Regnet es über längere Zeit nicht, kann der Kompost mit Regenwasser aus der Regentonne befeuchtet werden. Mit einem Kompostschutzvlies kann der Kompost vor starkem Regen geschützt werden.

Zusätze für den Kompost

Bei einer ausgewogenen Mischung des Materials sind Kompoststarter nicht nötig. Allerdings kann das frisch aufgesetzte Kompostmaterial mit Auszügen aus Brennnesseln harmonisiert werden. Einige Schaufeln von fertigem Kompost können den Rotteprozess in Gang bringen, da darin Kleinstlebewesen enthalten sind.

Auszüge aus Brennnesseln für den Kompost
Frisch aufgesetztes Kompostmaterial kann mit Auszügen aus Brennnesseln harmonisiert werden | Foto: ©waldenstroem #294817124 – stock.adobe.com

Unangenehme Gerüche als Warnsignal

Funktioniert der Rotteprozess gut, riecht der Kompost angenehm nach feuchtem Waldboden.
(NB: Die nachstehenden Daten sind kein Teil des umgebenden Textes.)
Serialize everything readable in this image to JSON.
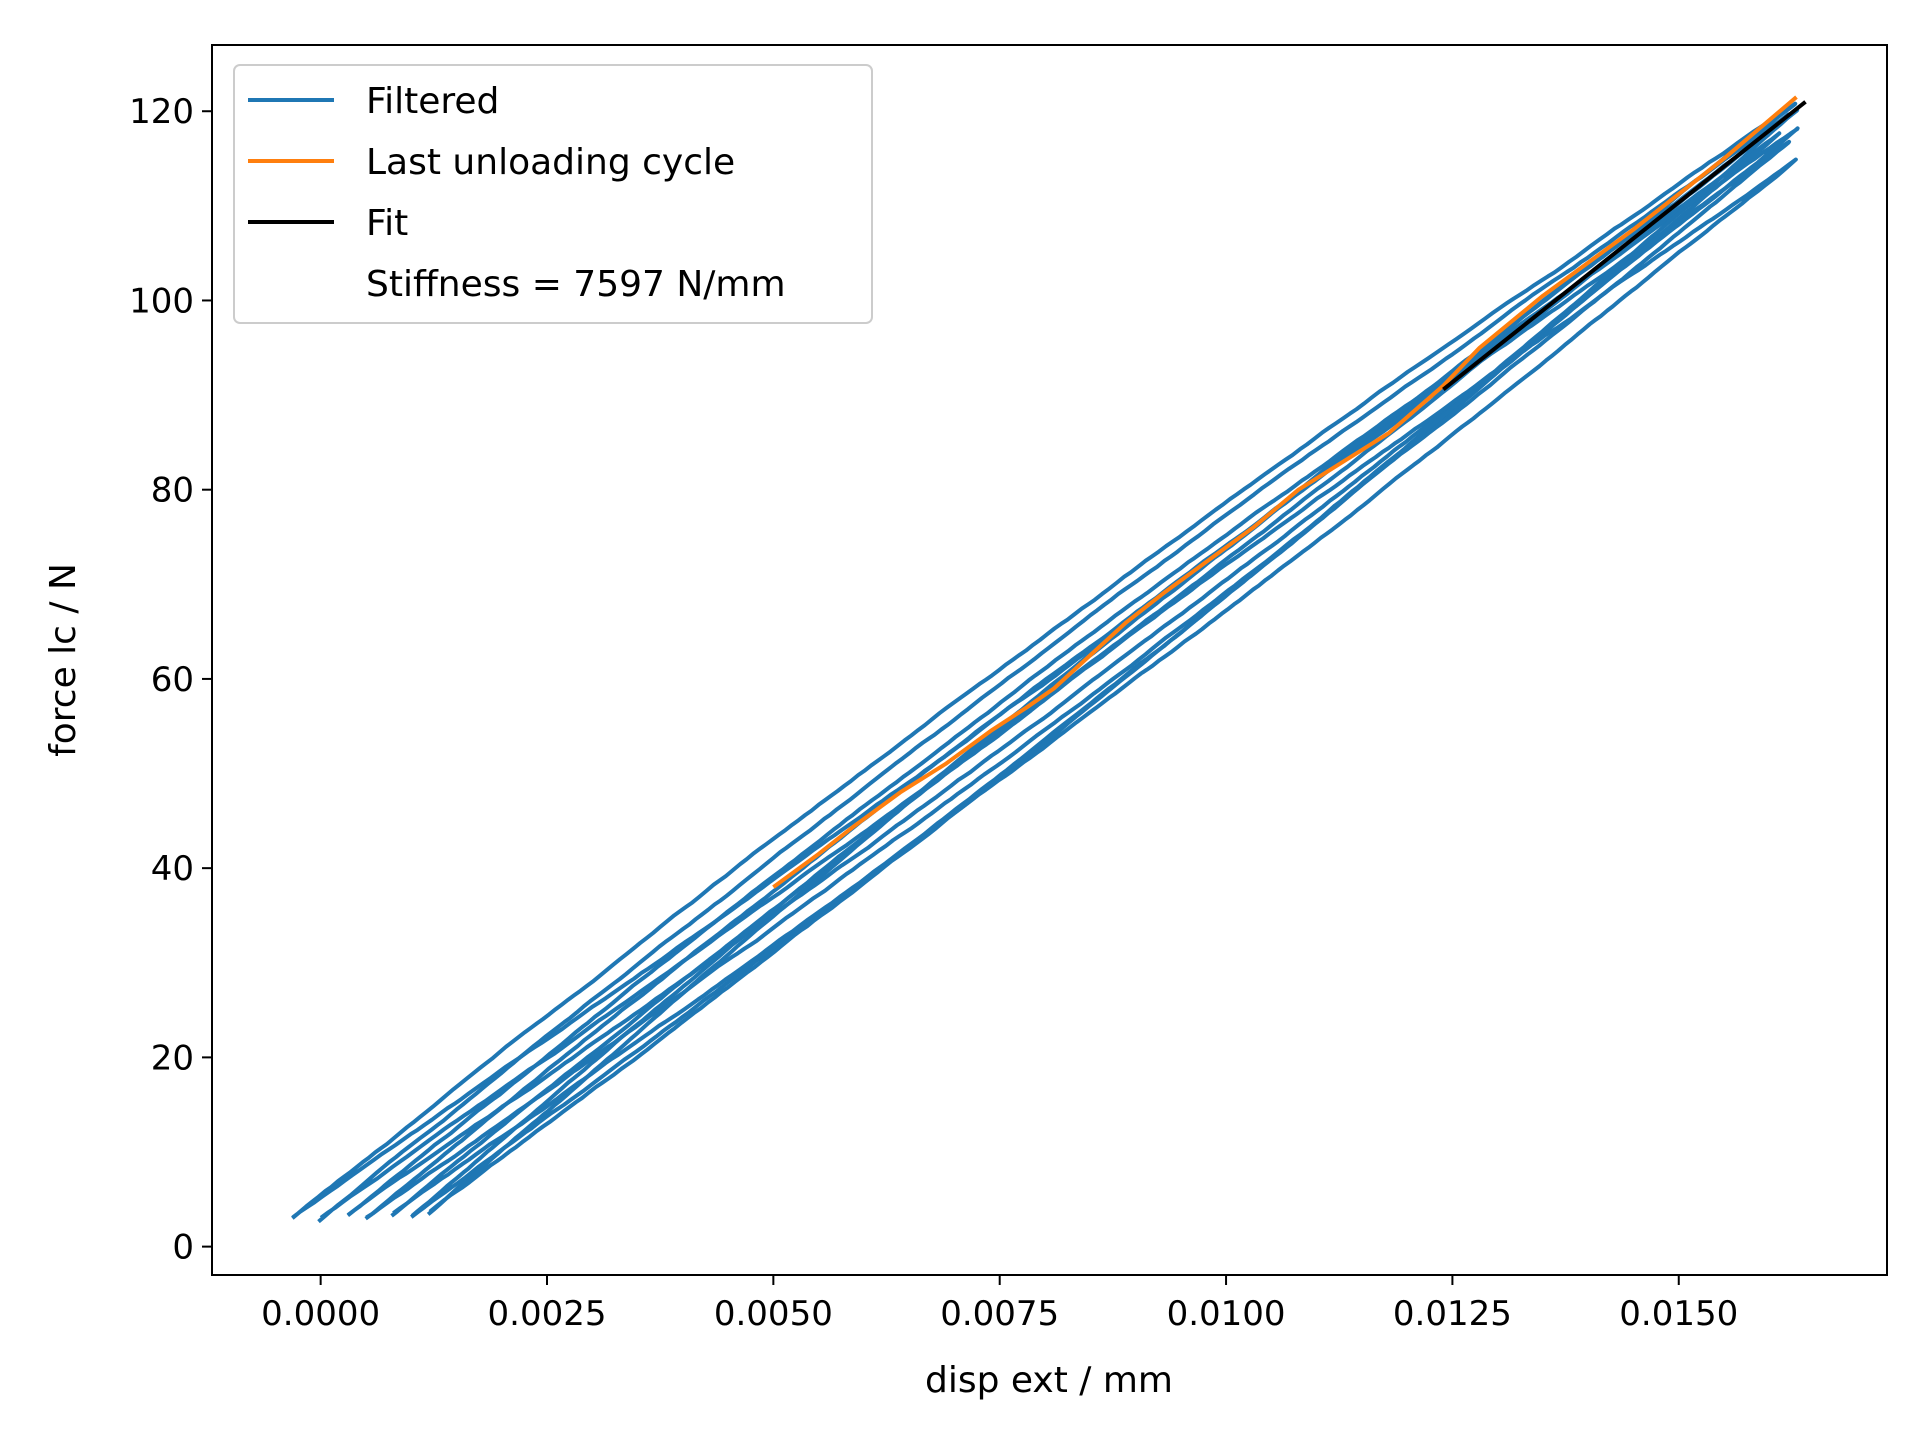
{
  "chart_data": {
    "type": "line",
    "title": "",
    "xlabel": "disp ext / mm",
    "ylabel": "force lc / N",
    "xlim": [
      -0.0012,
      0.0173
    ],
    "ylim": [
      -3,
      127
    ],
    "x_ticks": [
      0.0,
      0.0025,
      0.005,
      0.0075,
      0.01,
      0.0125,
      0.015
    ],
    "x_tick_labels": [
      "0.0000",
      "0.0025",
      "0.0050",
      "0.0075",
      "0.0100",
      "0.0125",
      "0.0150"
    ],
    "y_ticks": [
      0,
      20,
      40,
      60,
      80,
      100,
      120
    ],
    "y_tick_labels": [
      "0",
      "20",
      "40",
      "60",
      "80",
      "100",
      "120"
    ],
    "grid": false,
    "legend_position": "top-left",
    "series": [
      {
        "name": "Filtered",
        "color": "#1f77b4",
        "kind": "cycles",
        "cycles": [
          {
            "min": [
              -0.0003,
              3.2
            ],
            "max": [
              0.0163,
              121.0
            ]
          },
          {
            "min": [
              0.0,
              3.0
            ],
            "max": [
              0.0162,
              119.5
            ]
          },
          {
            "min": [
              0.0003,
              3.3
            ],
            "max": [
              0.0163,
              118.0
            ]
          },
          {
            "min": [
              0.0005,
              3.0
            ],
            "max": [
              0.0162,
              116.5
            ]
          },
          {
            "min": [
              0.0008,
              3.5
            ],
            "max": [
              0.0163,
              115.0
            ]
          },
          {
            "min": [
              0.001,
              3.1
            ],
            "max": [
              0.0161,
              117.5
            ]
          },
          {
            "min": [
              0.0012,
              3.6
            ],
            "max": [
              0.0163,
              120.0
            ]
          }
        ]
      },
      {
        "name": "Last unloading cycle",
        "color": "#ff7f0e",
        "x": [
          0.0163,
          0.0155,
          0.0145,
          0.0135,
          0.0128,
          0.0124,
          0.0121,
          0.0118,
          0.0113,
          0.0108,
          0.0103,
          0.0098,
          0.0093,
          0.0089,
          0.0085,
          0.0081,
          0.0078,
          0.0074,
          0.0069,
          0.0064,
          0.0059,
          0.0055,
          0.005
        ],
        "y": [
          121.5,
          115.0,
          107.5,
          100.5,
          95.0,
          91.0,
          88.5,
          86.0,
          83.0,
          80.0,
          76.0,
          72.5,
          69.0,
          66.0,
          62.5,
          59.0,
          57.0,
          54.5,
          51.0,
          48.0,
          44.5,
          41.5,
          38.0
        ]
      },
      {
        "name": "Fit",
        "color": "#000000",
        "x": [
          0.0124,
          0.0164
        ],
        "y": [
          90.6,
          121.0
        ]
      }
    ],
    "annotation": "Stiffness = 7597 N/mm"
  }
}
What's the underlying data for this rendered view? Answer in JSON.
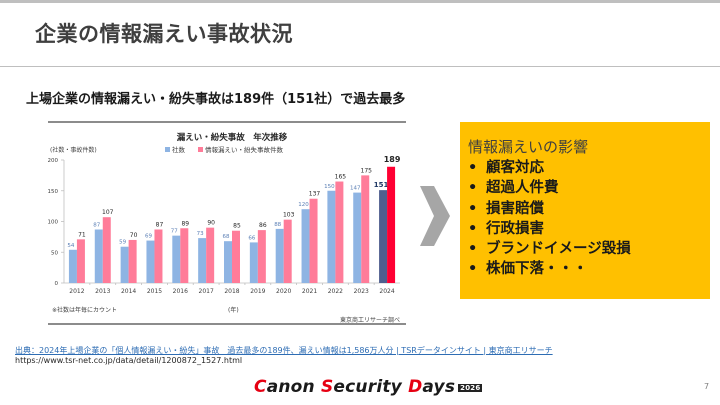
{
  "slide": {
    "title": "企業の情報漏えい事故状況",
    "subtitle": "上場企業の情報漏えい・紛失事故は189件（151社）で過去最多",
    "page_number": "7"
  },
  "impact": {
    "title": "情報漏えいの影響",
    "bullet": "•",
    "items": [
      "顧客対応",
      "超過人件費",
      "損害賠償",
      "行政損害",
      "ブランドイメージ毀損",
      "株価下落・・・"
    ],
    "color": "#ffc000"
  },
  "source": {
    "citation": "出典：2024年上場企業の「個人情報漏えい・紛失」事故　過去最多の189件、漏えい情報は1,586万人分 | TSRデータインサイト | 東京商工リサーチ",
    "url": "https://www.tsr-net.co.jp/data/detail/1200872_1527.html"
  },
  "logo": {
    "part1_red": "C",
    "part1": "anon ",
    "part2_red": "S",
    "part2": "ecurity ",
    "part3_red": "D",
    "part3": "ays",
    "year": "2026"
  },
  "chart_data": {
    "type": "bar",
    "title": "漏えい・紛失事故　年次推移",
    "ylabel": "(社数・事故件数)",
    "xlabel": "(年)",
    "note": "※社数は年毎にカウント",
    "credit": "東京商工リサーチ調べ",
    "ylim": [
      0,
      200
    ],
    "yticks": [
      0,
      50,
      100,
      150,
      200
    ],
    "grid": false,
    "legend_position": "top",
    "categories": [
      "2012",
      "2013",
      "2014",
      "2015",
      "2016",
      "2017",
      "2018",
      "2019",
      "2020",
      "2021",
      "2022",
      "2023",
      "2024"
    ],
    "series": [
      {
        "name": "社数",
        "values": [
          54,
          87,
          59,
          69,
          77,
          73,
          68,
          66,
          88,
          120,
          150,
          147,
          151
        ],
        "color": "#8eb4e3",
        "highlight_color": "#4f5f8f"
      },
      {
        "name": "情報漏えい・紛失事故件数",
        "values": [
          71,
          107,
          70,
          87,
          89,
          90,
          85,
          86,
          103,
          137,
          165,
          175,
          189
        ],
        "color": "#ff7c99",
        "highlight_color": "#ff0033"
      }
    ]
  }
}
Unangenehme Gerüche sind hingegen ein Warnsignal und können auf zu hohe Feuchtigkeit oder mangelnde Belüftung hindeuten. Viele weiche oder nasse Abfälle können solche üblen Gerüche verursachen.

Das Problem lässt sich lösen, indem trockene Materialien wie Stroh oder Laub unter den Kompost gemischt werden. Er wird aufgelockert und wieder mit Sauerstoff versorgt, sodass der Zersetzungsprozess wieder funktioniert.

Gute Belüftung mit gelegentlichem Umsetzen

Kompost benötigt nicht viel Pflege, doch sollte er gelegentlich umgesetzt werden. So können sich die äußeren und inneren Schichten gut durchmischen. Der Kompost wird wieder besser belüftet.

Die Mikroorganismen werden aktiviert und der Zersetzungsprozess beschleunigt.

Dier Umsetzung verhindert, dass sich einzelne Bereiche verdichten oder nicht ausreichend mit Sauerstoff versorgt werden. Es genügt, den Kompost ein- bis zweimal im Jahr umzusetzen.

Der fertige Kompost

Frischkompost entsteht abhängig von Witterung, Pflege und Material nach ungefähr sechs Monaten. Dieser Kompost ist noch nicht vollständig ausgereift, kann aber schon für die Bodenverbesserung genutzt werden.

Reifer Kompost ist dunkel, krümelig und riecht angenehm erdig. Je nach Pflege und Ausgangsmaterial entsteht er meist innerhalb von sechs bis zwölf Monaten. Der Kompost kann noch gröbere Bestandteile enthalten, die noch nicht vollständig zersetzt sind. Sie können ausgesiebt und zurück in den Kompost gegeben werden.